Bug #29021	Cluster failure on node recovery.
Submitted:	11 Jun 2007 16:19	Modified:	29 Feb 2008 11:27
Reporter:	Matthew Montgomery	Email Updates:
Status:	No Feedback	Impact on me:	None
Category:	MySQL Cluster: Cluster (NDB) storage engine	Severity:	S2 (Serious)
Version:	5.1.4-a_drop5p19	OS:	Linux (2.6.18-8.el5)
Assigned to:		CPU Architecture:	Any
Tags:	cluster, president

Description:
Config : 10 data node cluster.  (5 groups of 2)
C=3, D=4, E=5, F=6, M=7, N=8, O=9, P=10, Q=11, R=12

Stations D, F, N, P, R are stopped.

Node 4 attempts recovery and fails in phase 1.
Node 3 is 'president'.
Node 3 dies as Node 4 dies.

Cluster fails as all nodes in group 1 dead.

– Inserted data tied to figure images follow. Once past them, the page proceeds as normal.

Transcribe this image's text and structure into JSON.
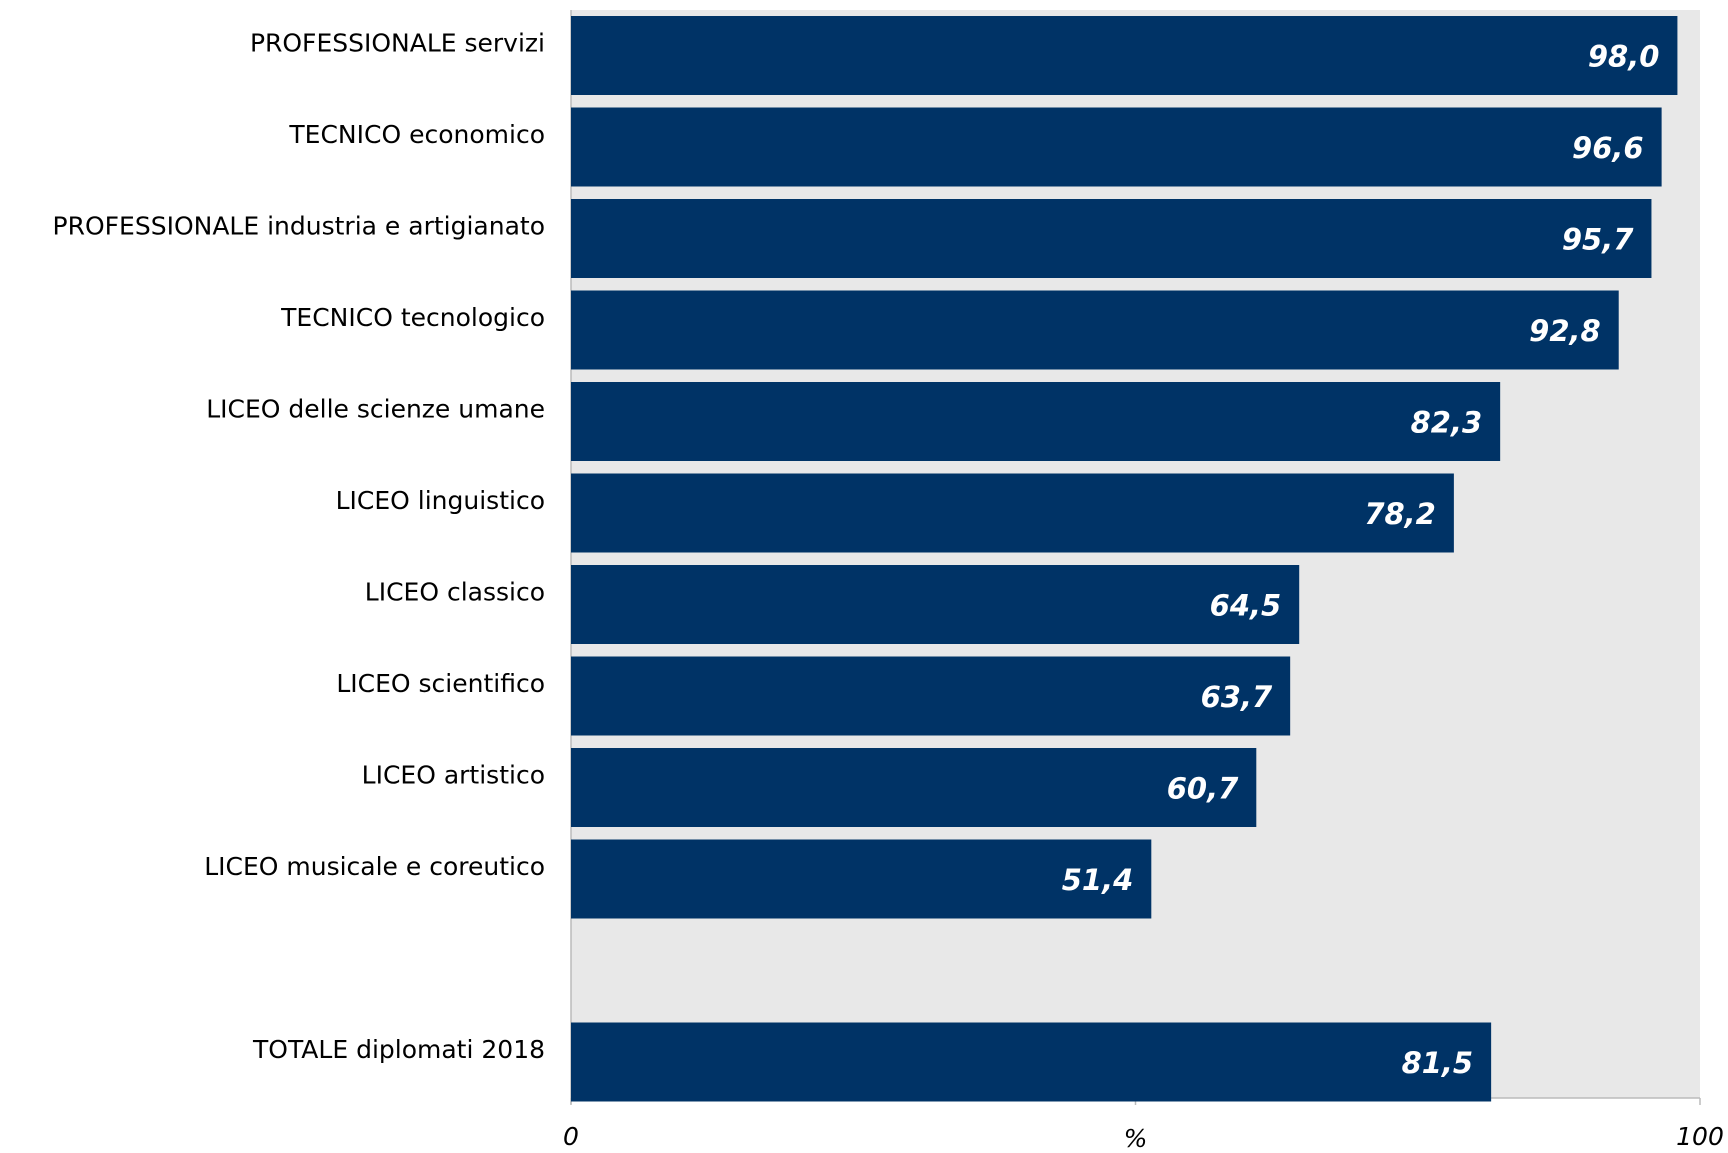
{
  "chart_data": {
    "type": "bar",
    "orientation": "horizontal",
    "categories": [
      "PROFESSIONALE servizi",
      "TECNICO economico",
      "PROFESSIONALE industria e artigianato",
      "TECNICO tecnologico",
      "LICEO delle scienze umane",
      "LICEO linguistico",
      "LICEO classico",
      "LICEO scientifico",
      "LICEO artistico",
      "LICEO musicale e coreutico",
      "",
      "TOTALE diplomati 2018"
    ],
    "values": [
      98.0,
      96.6,
      95.7,
      92.8,
      82.3,
      78.2,
      64.5,
      63.7,
      60.7,
      51.4,
      null,
      81.5
    ],
    "value_labels": [
      "98,0",
      "96,6",
      "95,7",
      "92,8",
      "82,3",
      "78,2",
      "64,5",
      "63,7",
      "60,7",
      "51,4",
      "",
      "81,5"
    ],
    "xlim": [
      0,
      100
    ],
    "x_ticks": [
      "0",
      "100"
    ],
    "xlabel": "%",
    "grid": false,
    "legend": "none",
    "colors": {
      "bar": "#003366",
      "plot_background": "#e8e8e8",
      "value_text": "#ffffff"
    }
  }
}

Node 4 repeated Qmgr::execNODE_VERSION_REP a few dozen times then executed Qmgr::execCM_NODEINFOCONF which is the point at which it crashes.

Node 3 dies in Qmgr::execCM_ACKADD

Trace files for this crash are included with associated csc issue.

How to repeat:
.

Suggested fix:
.

No feedback was provided for this bug for over a month, so it is
being suspended automatically. If you are able to provide the
information that was originally requested, please do so and change
the status of the bug back to "Open".